Xiaomi is touting a few more software features, such as face unlock, lift to wake, and AI assistant integration in its camera app (albeit with its own AI assistant).

In terms of pricing, the Redmi 6 starts at 799 yuan (~$124) for the 3GB/32GB option, going up to 999 yuan for the 4GB/64GB variant.

What about Redmi 6A?

The Redmi A series is usually Xiaomi’s cheapest and most popular category, so we’re glad to see the company give it more love with the Redmi 6A. As for key specs, it has a new MediaTek Helio A22 processor (quad-core Cortex-A53 at 2Ghz) built on a 12nm process, 2GB of RAM, 16GB of expandable storage, a 5.45-inch 720p screen (18:9) and a 3,000mAh battery.

Xiaomi isn’t using dual cameras here, but there’s still a portrait mode on the 5MP front-facing camera, while the rear camera comes in at 13MP. The phone doesn’t have a fingerprint scanner, either.

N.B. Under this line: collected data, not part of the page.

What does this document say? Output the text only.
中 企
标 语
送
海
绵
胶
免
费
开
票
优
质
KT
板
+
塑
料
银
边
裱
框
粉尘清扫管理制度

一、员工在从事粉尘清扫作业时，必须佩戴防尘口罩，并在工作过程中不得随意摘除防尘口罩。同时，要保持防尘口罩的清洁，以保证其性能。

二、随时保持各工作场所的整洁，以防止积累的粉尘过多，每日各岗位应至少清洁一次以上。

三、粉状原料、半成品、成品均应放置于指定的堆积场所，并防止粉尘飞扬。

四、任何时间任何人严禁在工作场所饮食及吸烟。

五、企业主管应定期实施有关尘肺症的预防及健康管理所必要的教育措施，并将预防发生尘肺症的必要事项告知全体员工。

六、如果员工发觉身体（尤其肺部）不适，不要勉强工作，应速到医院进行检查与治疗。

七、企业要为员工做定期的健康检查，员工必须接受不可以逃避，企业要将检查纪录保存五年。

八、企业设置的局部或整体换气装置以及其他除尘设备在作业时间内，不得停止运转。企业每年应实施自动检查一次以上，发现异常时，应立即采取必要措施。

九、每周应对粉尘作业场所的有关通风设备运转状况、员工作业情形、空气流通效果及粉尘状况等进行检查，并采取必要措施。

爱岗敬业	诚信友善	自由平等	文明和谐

Another interesting thing to note about both phones is that those peculiar dots on the back aren’t for wireless charging like we speculated before. Instead, you’re looking at a humble speaker grill, though it might not be an optimal place for it — it seems like a spot your hand is likely to cover up.

The Redmi 6A comes in at 599 yuan (~$93) for 2GB of RAM and 16GB of expandable storage. Could we see this launch in the West as an Android Go variant? It’s above the baseline requirements for Google’s lightweight platform, so it’s possible.